Catalytic pyrolysis of oxygen-containing waste polycarbonate for the preparation of carbon nanotubes and H2-rich syngas.

Abstract

In this study, ex-situ catalytic pyrolysis of oxygen-containing polycarbonate (PC) was conducted to prepare carbon nanotubes (CNTs) and H₂-rich syngas. This study examined the influence of the active metal components (Ni and Fe), catalyst pre-reduction, and pre-deoxygenation of pyrolysis volatiles on the catalytic performance and mechanism. Results show that the reductive constituents in pyrolysis volatiles make it difficult to reduce the Fe oxides, thus hindering the CNTs growth on Fe catalysts, compared to Ni catalysts.
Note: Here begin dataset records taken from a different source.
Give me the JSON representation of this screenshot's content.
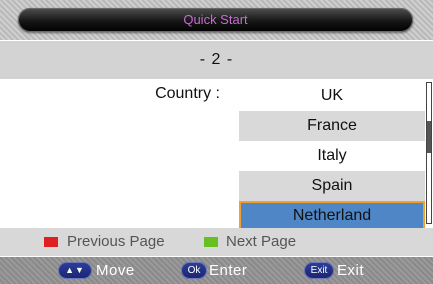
{
  "header": {
    "title": "Quick Start"
  },
  "page_indicator": "- 2 -",
  "country": {
    "label": "Country :",
    "options": [
      {
        "name": "UK",
        "shaded": false,
        "selected": false
      },
      {
        "name": "France",
        "shaded": true,
        "selected": false
      },
      {
        "name": "Italy",
        "shaded": false,
        "selected": false
      },
      {
        "name": "Spain",
        "shaded": true,
        "selected": false
      },
      {
        "name": "Netherland",
        "shaded": false,
        "selected": true
      }
    ]
  },
  "legend": {
    "previous": {
      "label": "Previous Page",
      "color": "#e02020"
    },
    "next": {
      "label": "Next Page",
      "color": "#66c020"
    }
  },
  "footer": {
    "move": {
      "key": "▲▼",
      "label": "Move",
      "icon": "up-down-arrows-icon"
    },
    "enter": {
      "key": "Ok",
      "label": "Enter"
    },
    "exit": {
      "key": "Exit",
      "label": "Exit"
    }
  },
  "colors": {
    "title_text": "#c86ad2",
    "selection_fill": "#4f86c6",
    "selection_border": "#f0a030",
    "key_blue": "#1a2470"
  }
}
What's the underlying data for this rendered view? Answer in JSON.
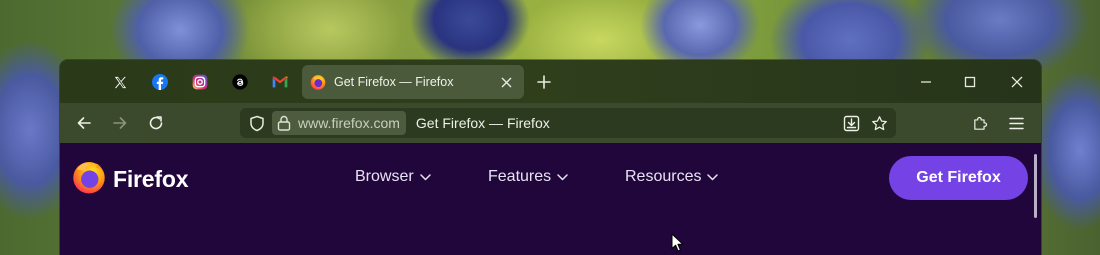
{
  "browser": {
    "pinned_tabs": [
      {
        "name": "x-icon"
      },
      {
        "name": "facebook-icon"
      },
      {
        "name": "instagram-icon"
      },
      {
        "name": "threads-icon"
      },
      {
        "name": "gmail-icon"
      }
    ],
    "active_tab": {
      "title": "Get Firefox — Firefox",
      "icon": "firefox-icon"
    },
    "url": {
      "domain": "www.firefox.com",
      "page_title": "Get Firefox — Firefox"
    },
    "colors": {
      "tabstrip": "#2f3f1c",
      "toolbar": "#3b4a2c",
      "active_tab": "#4a5a3a"
    }
  },
  "page": {
    "logo_text": "Firefox",
    "nav": [
      {
        "label": "Browser"
      },
      {
        "label": "Features"
      },
      {
        "label": "Resources"
      }
    ],
    "cta_label": "Get Firefox",
    "colors": {
      "background": "#20063b",
      "cta": "#7542e5"
    }
  }
}
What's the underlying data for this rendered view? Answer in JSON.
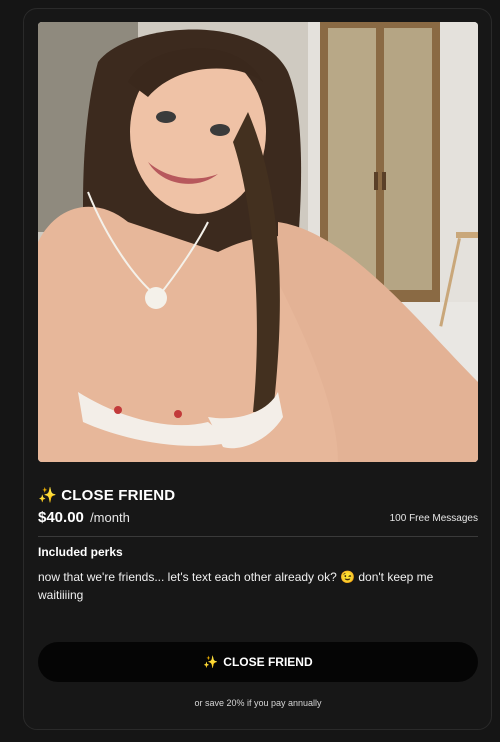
{
  "card": {
    "sparkle_icon": "sparkles-icon",
    "title": "CLOSE FRIEND",
    "price": "$40.00",
    "period": "/month",
    "messages": "100 Free Messages",
    "perks_heading": "Included perks",
    "perks_text": "now that we're friends... let's text each other already ok? 😉 don't keep me waitiiiing",
    "cta_label": "CLOSE FRIEND",
    "footnote": "or save 20% if you pay annually"
  },
  "colors": {
    "background": "#151515",
    "card": "#171717",
    "button": "#050505",
    "text": "#ffffff"
  }
}
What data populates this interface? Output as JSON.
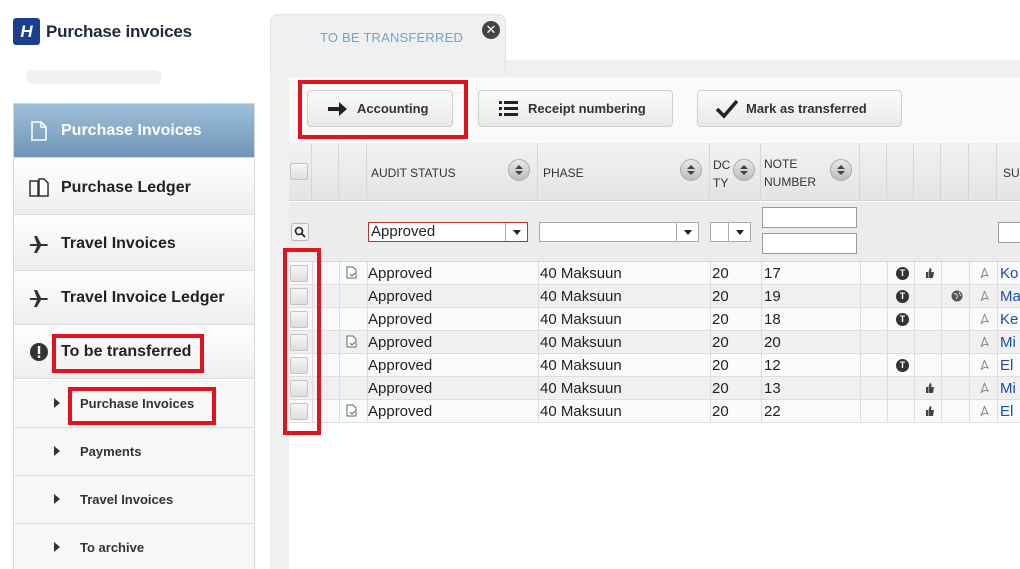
{
  "app": {
    "title": "Purchase invoices",
    "logo_letter": "H"
  },
  "sidebar": {
    "items": [
      {
        "label": "Purchase Invoices",
        "icon": "document-icon",
        "active": true
      },
      {
        "label": "Purchase Ledger",
        "icon": "documents-icon"
      },
      {
        "label": "Travel Invoices",
        "icon": "airplane-icon"
      },
      {
        "label": "Travel Invoice Ledger",
        "icon": "airplane-icon"
      },
      {
        "label": "To be transferred",
        "icon": "exclamation-icon"
      }
    ],
    "subitems": [
      {
        "label": "Purchase Invoices"
      },
      {
        "label": "Payments"
      },
      {
        "label": "Travel Invoices"
      },
      {
        "label": "To archive"
      }
    ]
  },
  "tab": {
    "label": "TO BE TRANSFERRED",
    "close_icon": "close-icon"
  },
  "toolbar": {
    "accounting": "Accounting",
    "receipt_numbering": "Receipt numbering",
    "mark_transferred": "Mark as transferred"
  },
  "grid": {
    "headers": {
      "audit_status": "AUDIT STATUS",
      "phase": "PHASE",
      "doc_type_1": "DC",
      "doc_type_2": "TY",
      "note_number_1": "NOTE",
      "note_number_2": "NUMBER",
      "supplier": "SU"
    },
    "filters": {
      "audit_status": "Approved",
      "phase": "",
      "doc_type": ""
    },
    "rows": [
      {
        "doc": true,
        "audit": "Approved",
        "phase": "40 Maksuun",
        "type": "20",
        "note": "17",
        "t": true,
        "thumb": true,
        "globe": false,
        "supplier": "Ko"
      },
      {
        "doc": false,
        "audit": "Approved",
        "phase": "40 Maksuun",
        "type": "20",
        "note": "19",
        "t": true,
        "thumb": false,
        "globe": true,
        "supplier": "Ma"
      },
      {
        "doc": false,
        "audit": "Approved",
        "phase": "40 Maksuun",
        "type": "20",
        "note": "18",
        "t": true,
        "thumb": false,
        "globe": false,
        "supplier": "Ke"
      },
      {
        "doc": true,
        "audit": "Approved",
        "phase": "40 Maksuun",
        "type": "20",
        "note": "20",
        "t": false,
        "thumb": false,
        "globe": false,
        "supplier": "Mi"
      },
      {
        "doc": false,
        "audit": "Approved",
        "phase": "40 Maksuun",
        "type": "20",
        "note": "12",
        "t": true,
        "thumb": false,
        "globe": false,
        "supplier": "El"
      },
      {
        "doc": false,
        "audit": "Approved",
        "phase": "40 Maksuun",
        "type": "20",
        "note": "13",
        "t": false,
        "thumb": true,
        "globe": false,
        "supplier": "Mi"
      },
      {
        "doc": true,
        "audit": "Approved",
        "phase": "40 Maksuun",
        "type": "20",
        "note": "22",
        "t": false,
        "thumb": true,
        "globe": false,
        "supplier": "El"
      }
    ]
  },
  "colors": {
    "highlight": "#e0141e",
    "active_nav": "#7fa4c4",
    "tab_text": "#6ea6c6",
    "supplier_link": "#1a4ea8"
  }
}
H₂ pre-reduction of Ni and Fe catalysts enhances the generation of CNTs and syngas. The pre-reduced Fe catalyst exhibits better carbon deposit performance, reaching 263 mg/g_plastics. The pre-reduced Ni catalyst better facilitates the reforming reaction of CO₂ and H₂O, resulting in higher syngas yields of 32.75 mmol/g_plastics, with a volume proportion of 94.4 vol%. The addition of the deoxygenation catalyst Ni/HZSM-5 promotes the growth of CNTs with fewer defects and higher graphitization on Ni catalysts. The excess CO₂ and H₂O generated by the introduction of Ni/HZSM-5 may oxidize the Fe⁰ on pre-reduced Fe catalysts, inhibiting the growth of CNTs. The mechanism of the growth of CNTs and syngas from PC is also explored. The findings can provide theoretical guidance for the disposal of waste plastics.